Preisgünstiger Wohnraum wird zur Mangelware
Berlin – Angesichts der am Dienstag vom Statistischen Bundesamt vorgelegten, noch immer schwachen Fertigstellungszahlen im Wohnungsneubau, fordert der BFW Bundesverband Freier Immobilien- und Wohnungsunternehmen von der Politik einen stabilen Investitionsrahmen für die Branche.
Das Statistische Bundesamt hatte gemeldet, dass im Jahr 2010 in Deutschland nur knapp 160 000 Wohnungen fertig gestellt wurden. Dies sind lediglich 0,5 % mehr als im Vorjahr.

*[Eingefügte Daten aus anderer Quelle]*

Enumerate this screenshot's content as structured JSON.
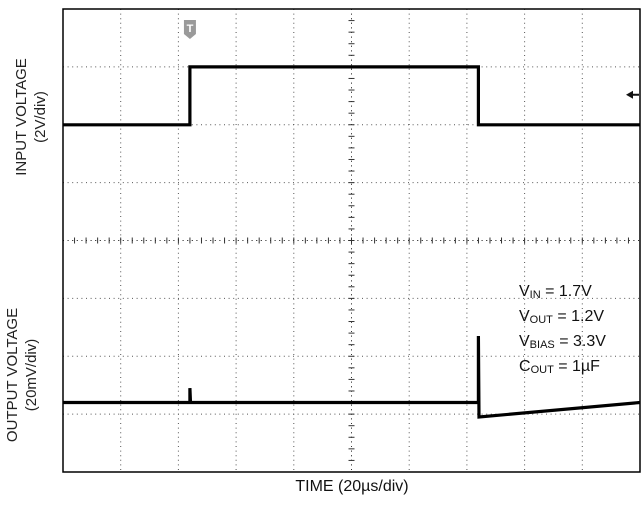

Laut BFW liegt der Wohnungsneubau seit Jahren unter dem tatsächlichen Bedarf. Demnach müssten in Deutschland jährlich rund 250.000 Wohnungen neu gebaut werden. In 2010 waren es jedoch lediglich 160.000, also rund 100.000 Wohnungen weniger als benötigt.
BFW-Präsident Walter Rasch warnt, die Grenzen der sozialen Belastbarkeit zu beachten: „Eine weitere Verschärfung der energetischen Anforderungen wie durch eine neue EnEV sind sowohl für Interessenten von Wohneigentum als auch für Mieter nicht verkraftbar.”
Er schließt bereits jetzt aus, dass im Neubaubereich für alle Mietmärkte qualifizierter Neubau angeboten werden kann. Dabei spielt nicht nur die Grundstückspreisentwicklung eine Rolle, sondern auch überzogene technische Anforderungen an Energie-, Brand- und Schallschutz.
“Vor allem auf dem Mietwohnungsmarkt in Wachstumsregionen droht eine neue Versorgungslücke. Preisgünstiger Wohnraum wird zur Mangelware“, erklärt Rasch.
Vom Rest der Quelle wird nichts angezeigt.